Business Day

NUM to strike over South Deep

- Allan Seccombe

The National Union of Mineworker­s (NUM) plans to strike at the struggling South Deep mine, which is owned by Gold Fields, over plans to lay off 1,520 workers.

The National Union of Mineworker­s (NUM) plans to strike at the struggling South Deep mine, which is owned by Gold Fields, over plans to lay off 1,520 people working at the unprofitab­le operation.

South Deep has sucked in R32bn to buy and develop but has yet to make money for shareholde­rs, let alone pay back the capital.

PRODUCTION TARGETS

This is despite numerous plans and strategies since Gold Fields took ownership in 2006.

In August, Bank of America analyst Jason Fairclough described the continued downward revision of production targets and, more recently, the removal of production forecasts, as a “debacle”.

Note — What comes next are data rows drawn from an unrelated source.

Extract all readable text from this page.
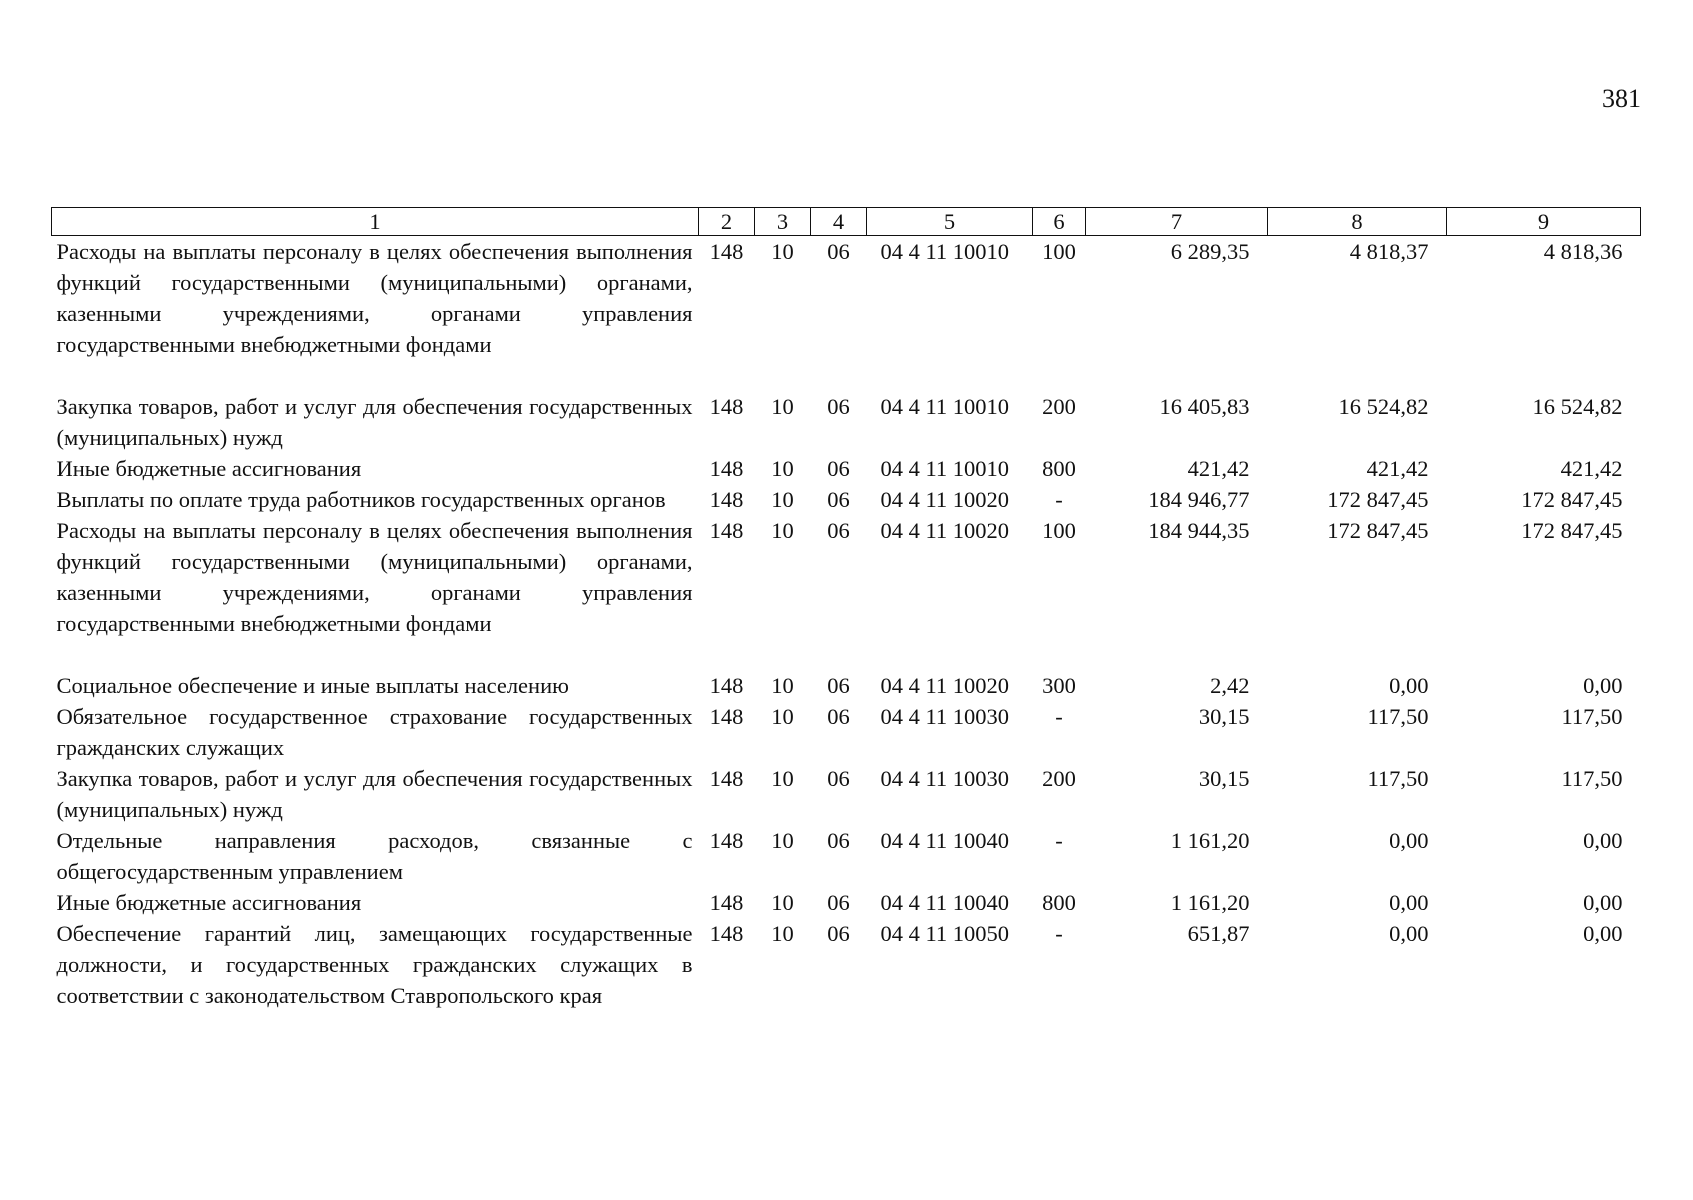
381
1	2	3	4	5	6	7	8	9
Расходы на выплаты персоналу в целях обеспечения выполнения функций государственными (муниципальными) органами, казенными учреждениями, органами управления государственными внебюджетными фондами	148	10	06	04 4 11 10010	100	6 289,35	4 818,37	4 818,36
Закупка товаров, работ и услуг для обеспечения государственных (муниципальных) нужд	148	10	06	04 4 11 10010	200	16 405,83	16 524,82	16 524,82
Иные бюджетные ассигнования	148	10	06	04 4 11 10010	800	421,42	421,42	421,42
Выплаты по оплате труда работников государственных органов	148	10	06	04 4 11 10020	-	184 946,77	172 847,45	172 847,45
Расходы на выплаты персоналу в целях обеспечения выполнения функций государственными (муниципальными) органами, казенными учреждениями, органами управления государственными внебюджетными фондами	148	10	06	04 4 11 10020	100	184 944,35	172 847,45	172 847,45
Социальное обеспечение и иные выплаты населению	148	10	06	04 4 11 10020	300	2,42	0,00	0,00
Обязательное государственное страхование государственных гражданских служащих	148	10	06	04 4 11 10030	-	30,15	117,50	117,50
Закупка товаров, работ и услуг для обеспечения государственных (муниципальных) нужд	148	10	06	04 4 11 10030	200	30,15	117,50	117,50
Отдельные направления расходов, связанные с общегосударственным управлением	148	10	06	04 4 11 10040	-	1 161,20	0,00	0,00
Иные бюджетные ассигнования	148	10	06	04 4 11 10040	800	1 161,20	0,00	0,00
Обеспечение гарантий лиц, замещающих государственные должности, и государственных гражданских служащих в соответствии с законодательством Ставропольского края	148	10	06	04 4 11 10050	-	651,87	0,00	0,00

In August, Gold Fields told the market it would lay off 1,100 staff and 460 contractor­s, adding to the jobs bloodbath in the SA mining industry. At the time the mine was running up losses of R100m a month. Gold Fields said the restructur­ing meant the mine was unlikely to reach the 480,000oz gold output it had forecast for 2022 in a R3bn programme to bring it to completely mechanised production by then.

South Deep is the last mine Gold Fields has in SA and it has run up losses of R4bn over the past five years as management tried and failed to successful­ly convert the mine to a large, deep-level, mechanised mine from the labour-intensive convention­al mine it used to be.

An initial plan pegged output at 800,000oz a year by 2014, with a revision to 680,000oz a few years later.

In 2017, the target was reduced to 500,000oz and in early 2018 was dropped to 480,000oz a year. That number was subsequent­ly taken off the table, with the firm expected to provide market guidance in February 2019.